Is it the speed of drivers, the at-times-blind corners, or the poor lighting? What’s to blame for the collisions with elk on Highway 18?
Feedback to the Citizen’s Dec. 2 story entitled “Support growing for wildlife fencing, lights on Cowichan’s Highway 18” was swift after the paper posted the story on Facebook.
“Been driving Hwy 18 for years day and night elk or no elk. Slow down pay attention is all you can do. Only solution possible is slowing down the speed limit!” wrote Jody Lee Chrysler.
“Lights and lower speed,” added Lindsay House. “Or lower speed for night and fog. Daytime 100[km/hr] is ok but dark rain fog it’s scary.”
Rudy Heisler and Ray Mead understood the scope of the situation and know the answer isn’t simple.

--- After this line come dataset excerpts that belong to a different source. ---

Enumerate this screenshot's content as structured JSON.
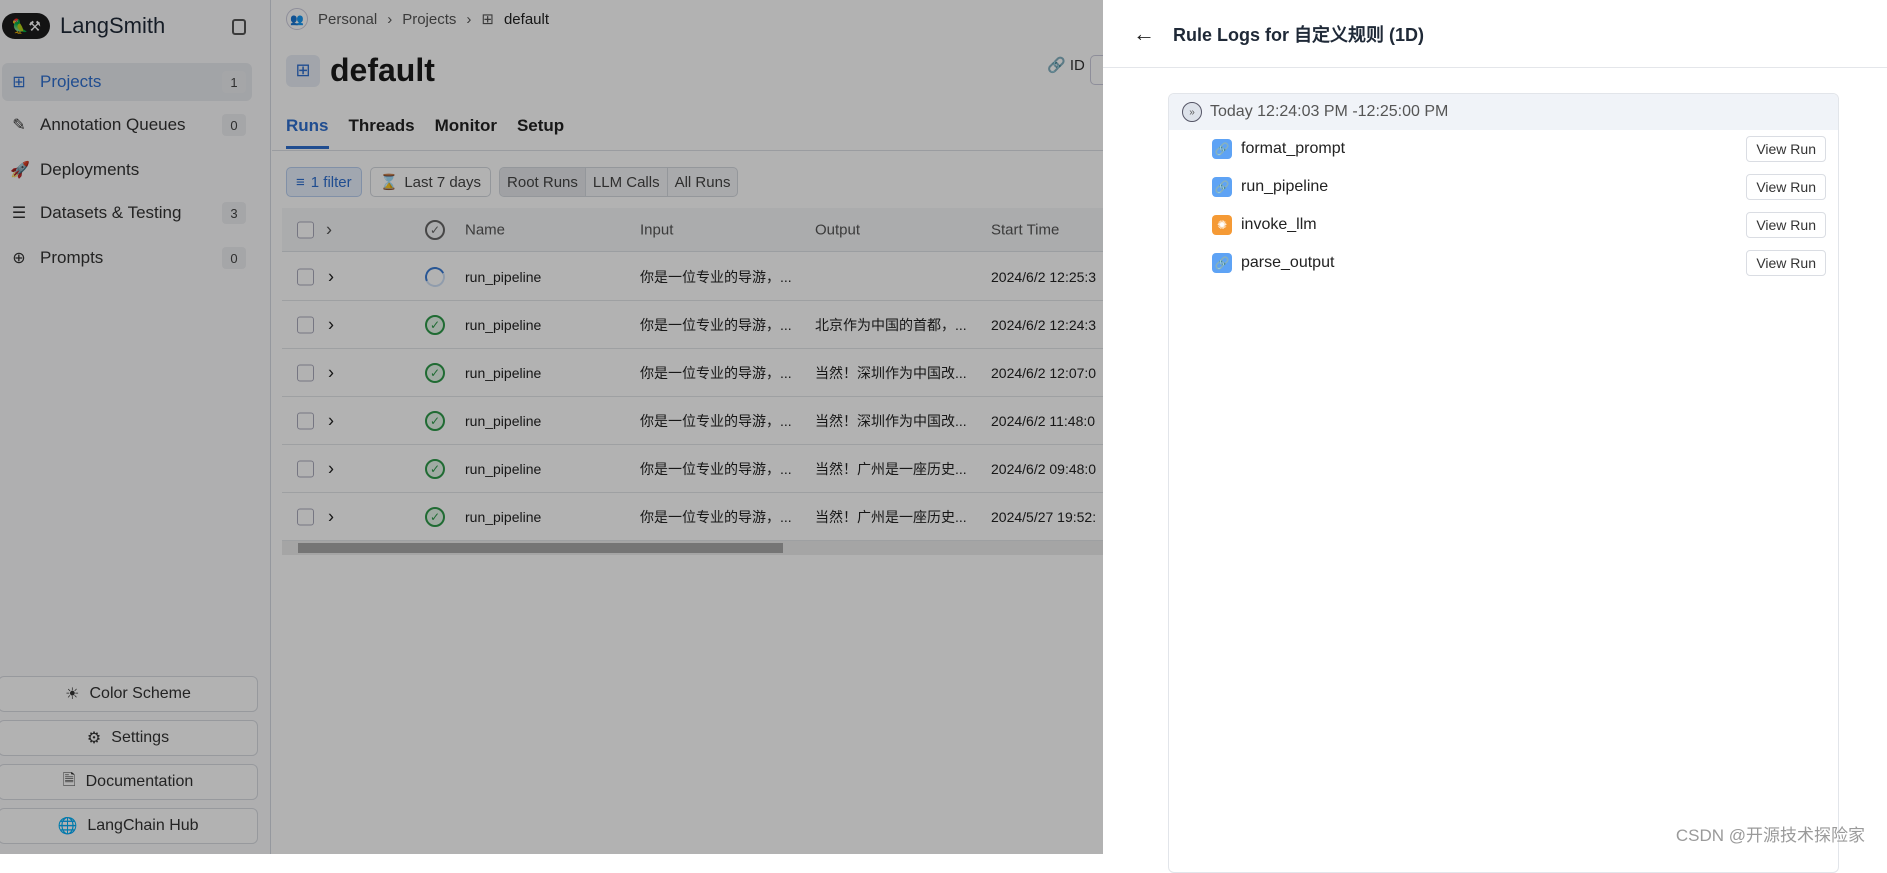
{
  "sidebar": {
    "brand": "LangSmith",
    "items": [
      {
        "label": "Projects",
        "badge": "1",
        "icon": "grid-icon"
      },
      {
        "label": "Annotation Queues",
        "badge": "0",
        "icon": "pen-icon"
      },
      {
        "label": "Deployments",
        "badge": null,
        "icon": "rocket-icon"
      },
      {
        "label": "Datasets & Testing",
        "badge": "3",
        "icon": "database-icon"
      },
      {
        "label": "Prompts",
        "badge": "0",
        "icon": "chat-plus-icon"
      }
    ],
    "bottom": [
      {
        "label": "Color Scheme",
        "icon": "sun-icon"
      },
      {
        "label": "Settings",
        "icon": "gear-icon"
      },
      {
        "label": "Documentation",
        "icon": "document-icon"
      },
      {
        "label": "LangChain Hub",
        "icon": "globe-icon"
      }
    ]
  },
  "breadcrumb": [
    "Personal",
    "Projects",
    "default"
  ],
  "page_title": "default",
  "id_label": "ID",
  "tabs": [
    "Runs",
    "Threads",
    "Monitor",
    "Setup"
  ],
  "filters": {
    "filter": "1 filter",
    "range": "Last 7 days",
    "segments": [
      "Root Runs",
      "LLM Calls",
      "All Runs"
    ]
  },
  "table": {
    "columns": [
      "Name",
      "Input",
      "Output",
      "Start Time"
    ],
    "rows": [
      {
        "status": "running",
        "name": "run_pipeline",
        "input": "你是一位专业的导游，...",
        "output": "",
        "start": "2024/6/2 12:25:3"
      },
      {
        "status": "success",
        "name": "run_pipeline",
        "input": "你是一位专业的导游，...",
        "output": "北京作为中国的首都，...",
        "start": "2024/6/2 12:24:3"
      },
      {
        "status": "success",
        "name": "run_pipeline",
        "input": "你是一位专业的导游，...",
        "output": "当然！深圳作为中国改...",
        "start": "2024/6/2 12:07:0"
      },
      {
        "status": "success",
        "name": "run_pipeline",
        "input": "你是一位专业的导游，...",
        "output": "当然！深圳作为中国改...",
        "start": "2024/6/2 11:48:0"
      },
      {
        "status": "success",
        "name": "run_pipeline",
        "input": "你是一位专业的导游，...",
        "output": "当然！广州是一座历史...",
        "start": "2024/6/2 09:48:0"
      },
      {
        "status": "success",
        "name": "run_pipeline",
        "input": "你是一位专业的导游，...",
        "output": "当然！广州是一座历史...",
        "start": "2024/5/27 19:52:"
      }
    ]
  },
  "panel": {
    "title": "Rule Logs for 自定义规则 (1D)",
    "group": "Today 12:24:03 PM -12:25:00 PM",
    "items": [
      {
        "name": "format_prompt",
        "type": "chain",
        "color": "#5ea3f5",
        "button": "View Run"
      },
      {
        "name": "run_pipeline",
        "type": "chain",
        "color": "#5ea3f5",
        "button": "View Run"
      },
      {
        "name": "invoke_llm",
        "type": "llm",
        "color": "#f59a35",
        "button": "View Run"
      },
      {
        "name": "parse_output",
        "type": "chain",
        "color": "#5ea3f5",
        "button": "View Run"
      }
    ]
  },
  "watermark": "CSDN @开源技术探险家",
  "colors": {
    "accent": "#2f6fcf",
    "success": "#2e9a4a",
    "chain": "#5ea3f5",
    "llm": "#f59a35"
  }
}
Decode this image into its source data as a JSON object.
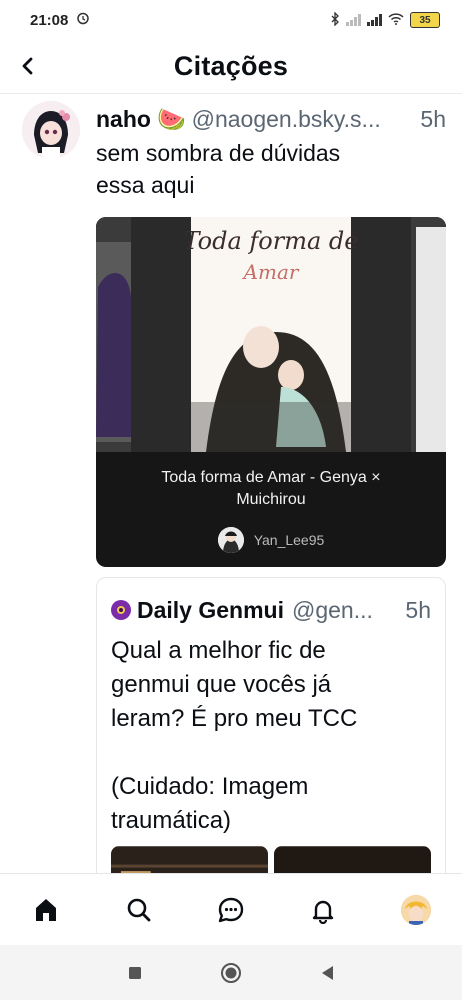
{
  "status_bar": {
    "time": "21:08",
    "battery": "35"
  },
  "header": {
    "title": "Citações"
  },
  "post": {
    "author_name": "naho",
    "author_emoji": "🍉",
    "handle": "@naogen.bsky.s...",
    "time": "5h",
    "text_line1": "sem sombra de dúvidas",
    "text_line2": "essa aqui"
  },
  "embed": {
    "cover_title_line1": "Toda forma de",
    "cover_title_line2": "Amar",
    "title": "Toda forma de Amar - Genya × Muichirou",
    "author": "Yan_Lee95"
  },
  "quote": {
    "author_name": "Daily Genmui",
    "handle": "@gen...",
    "time": "5h",
    "text": "Qual a melhor fic de\ngenmui que vocês já\nleram? É pro meu TCC\n\n(Cuidado: Imagem\ntraumática)"
  },
  "colors": {
    "text": "#0b0f14",
    "muted": "#5b6673",
    "embed_bg": "#161616",
    "divider": "#e3e7ea"
  },
  "bottom_nav": {
    "items": [
      "home-icon",
      "search-icon",
      "chat-icon",
      "bell-icon",
      "profile-avatar"
    ]
  },
  "system_nav": {
    "items": [
      "recents-icon",
      "home-circle-icon",
      "back-triangle-icon"
    ]
  }
}
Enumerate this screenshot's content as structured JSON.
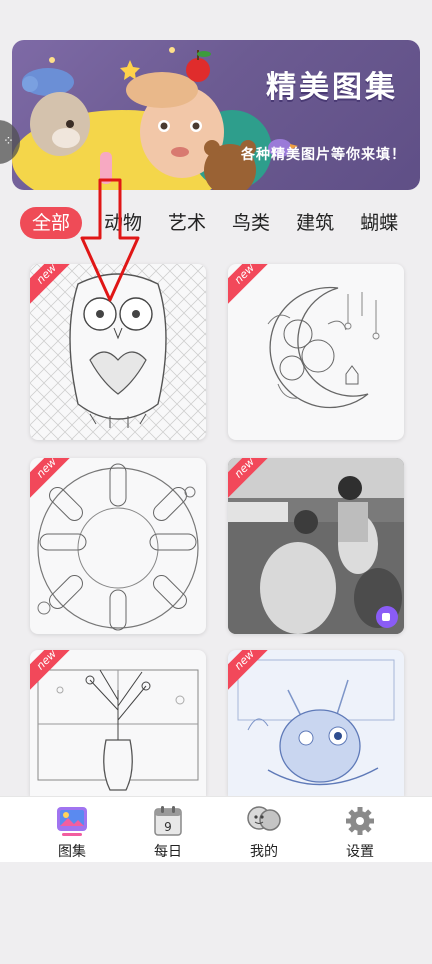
{
  "banner": {
    "title": "精美图集",
    "subtitle": "各种精美图片等你来填！"
  },
  "tabs": [
    {
      "label": "全部",
      "active": true
    },
    {
      "label": "动物",
      "active": false
    },
    {
      "label": "艺术",
      "active": false
    },
    {
      "label": "鸟类",
      "active": false
    },
    {
      "label": "建筑",
      "active": false
    },
    {
      "label": "蝴蝶",
      "active": false
    }
  ],
  "cards": [
    {
      "name": "owl",
      "badge": "new"
    },
    {
      "name": "moon-flowers",
      "badge": "new"
    },
    {
      "name": "ice-cream-plate",
      "badge": "new"
    },
    {
      "name": "photo-women",
      "badge": "new",
      "has_video": true
    },
    {
      "name": "vase-window",
      "badge": "new"
    },
    {
      "name": "cat-blue",
      "badge": "new"
    }
  ],
  "calendar_day": "9",
  "nav": [
    {
      "label": "图集",
      "icon": "gallery-icon",
      "active": true
    },
    {
      "label": "每日",
      "icon": "calendar-icon",
      "active": false
    },
    {
      "label": "我的",
      "icon": "profile-icon",
      "active": false
    },
    {
      "label": "设置",
      "icon": "gear-icon",
      "active": false
    }
  ],
  "colors": {
    "accent": "#ef4b57",
    "badge": "#f2485a",
    "banner_bg": "#6c5b92",
    "annotation_arrow": "#e01616"
  }
}
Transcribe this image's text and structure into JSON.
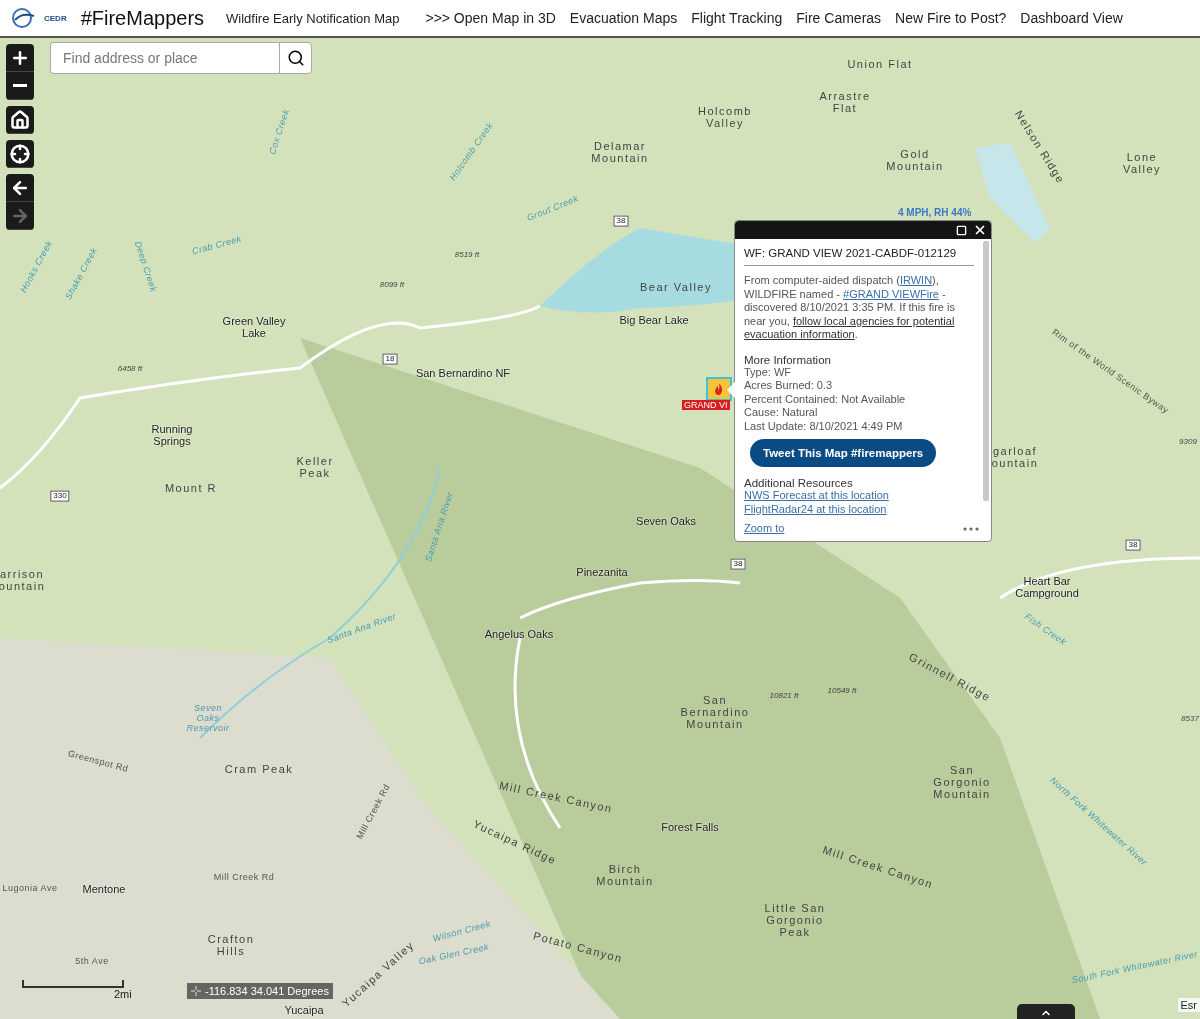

“Overpasses would be great, but cost upwards of $5 million each, and would need fencing to funnel the wildlife into those overpasses, another large expense,” wrote Heisler. “Those dollars would have to come from taxpayers.”
Mead’s idea was more practical.
”I have to assume in most cases the accidents happen when the animal darts out of the brush right beside the road not giving enough time to react,” he wrote. “Clearing the side of the road so people have time to see them with maybe some lighting in certain places would probably help the most.”
Dale Doebert agreed.
“The best drivers driving the speed limit can still have crashes anywhere around here,” Doebert said. “My suggestion is to clear back the roadways from trees and brush like many other parts of Canada have done. this gives the driver and the animal a lot more time to avoid each other.”
Cindy Williams said in all her years in the area, collisions with elk have never been so prevalent.
“I grew up in Lake Cowichan and drove that highway not only many years with my parents but on my own,” she wrote “There have always been elk but never any accidents until they upped the speed limit and more people have moved there and Youbou….slow it down! Drop the speed limit!”
Kayton Hester called for a shifting speed limit on the highway.
“Make this a variable speed corridor like the Coquihalla. 100 during day 80 during night. Wouldn’t that make sense? Then they can also warn and adjust to weather conditions,” Hester wrote. “I’d rather the family take 20 minutes longer to get home then never come home.”
Preston Schedel doesn’t see a real solution at all.
“Everyone likes to blame it on speed, or drivers. But what most of you people don’t understand is the herds are larger than ever. They are more abundant also bringing the likely crash numbers up,” Schedel wrote. “They stay around the towns and highways because the wolves and cougars tend to avoid the public areas and with our conservation efforts their numbers will only continue to grow. The highway speed won’t change a bloody thing seeing as a surprise elk is a surprise elk. If they clear the shoulders like they have up island and bring in a cow guard like fence even then you’re still going to have issues! What do you expect a fence from highway 18/ TCH connector to the end of Youbou? Not likely!”
What’s the solution? It seems to depend on who you ask. Authorities have thus far not made any changes, though they do say the Highway 18 elk situation is being looked into.